She backed from me a pace or two, with her dark eyes dreaming.
“Did you think I could ever be like this, Renny? I wonder if they will turn to me as they used?”
She dropped upon her knees before a little plant of yellow woundwort that grew beside a tree. She caressed it, she murmured to it, she gave it a dozen fond names in the strangest of elfin language. It did not stir. It remained just a quiet, drowsy woodland thing.
“Ah!” she cried, leaping to her feet, “it’s jealous of the baby. What do I care?” She gave it a little slap with her hand. “Wake up, you sulky thing!” she cried—“I’m going to tell you something. There’s no flower like my baby in all the world!”
CHAPTER XXXVI.
I GO TO LONDON.
I walked home that night in a dream. The white road lay a long, luminous ribbon before me; the wet hedges were fragrant with scented mist; there was only the sound in my ears of my own quick breathing, but in my heart the echo of the sweet wild voice that had but now so thrilled and tortured me.
I thought of her swerving presently from her dreary road southward, to sleep under some bush or briar, fearless in her beauty—fearless in her confidence of the rich nature about her that was so much her own.
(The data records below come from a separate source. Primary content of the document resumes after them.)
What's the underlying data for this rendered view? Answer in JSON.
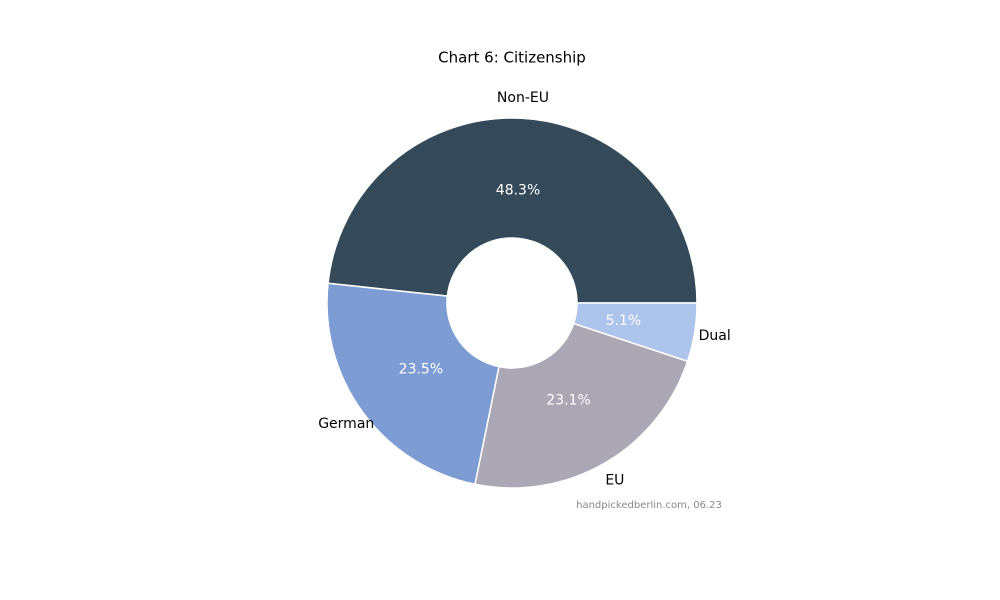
{
  "chart_data": {
    "type": "pie",
    "title": "Chart 6: Citizenship",
    "categories": [
      "Non-EU",
      "German",
      "EU",
      "Dual"
    ],
    "values": [
      48.3,
      23.5,
      23.1,
      5.1
    ],
    "value_labels": [
      "48.3%",
      "23.5%",
      "23.1%",
      "5.1%"
    ],
    "colors": [
      "#344a5a",
      "#7d9cd3",
      "#aba7b4",
      "#adc4ec"
    ],
    "donut": true,
    "annotation": "handpickedberlin.com, 06.23"
  }
}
She seemed a thing apart from the world’s evil; a queenliest queen of fancy, that had but to summon her good fellows if threatened.
“Sweet safety go with you, my fairy!” I cried, and, crying, stumbled over a poor doe rabbit sitting in the road, with glazing eyes and the stab of the ferret tooth behind her ear.
“Zyp! Zyp!” I muttered, gazing sorrowfully on the dying bunny, “are you as much earth, after all, as this poor hunted brute? Ah, never, never let your kinsfolk strike you through your motherhood.”
I found my father sitting up for me amid the gusty lights and shadows of the old mill sitting-room. He welcomed me with a joy that filled my heart with remorse at having left him so long alone.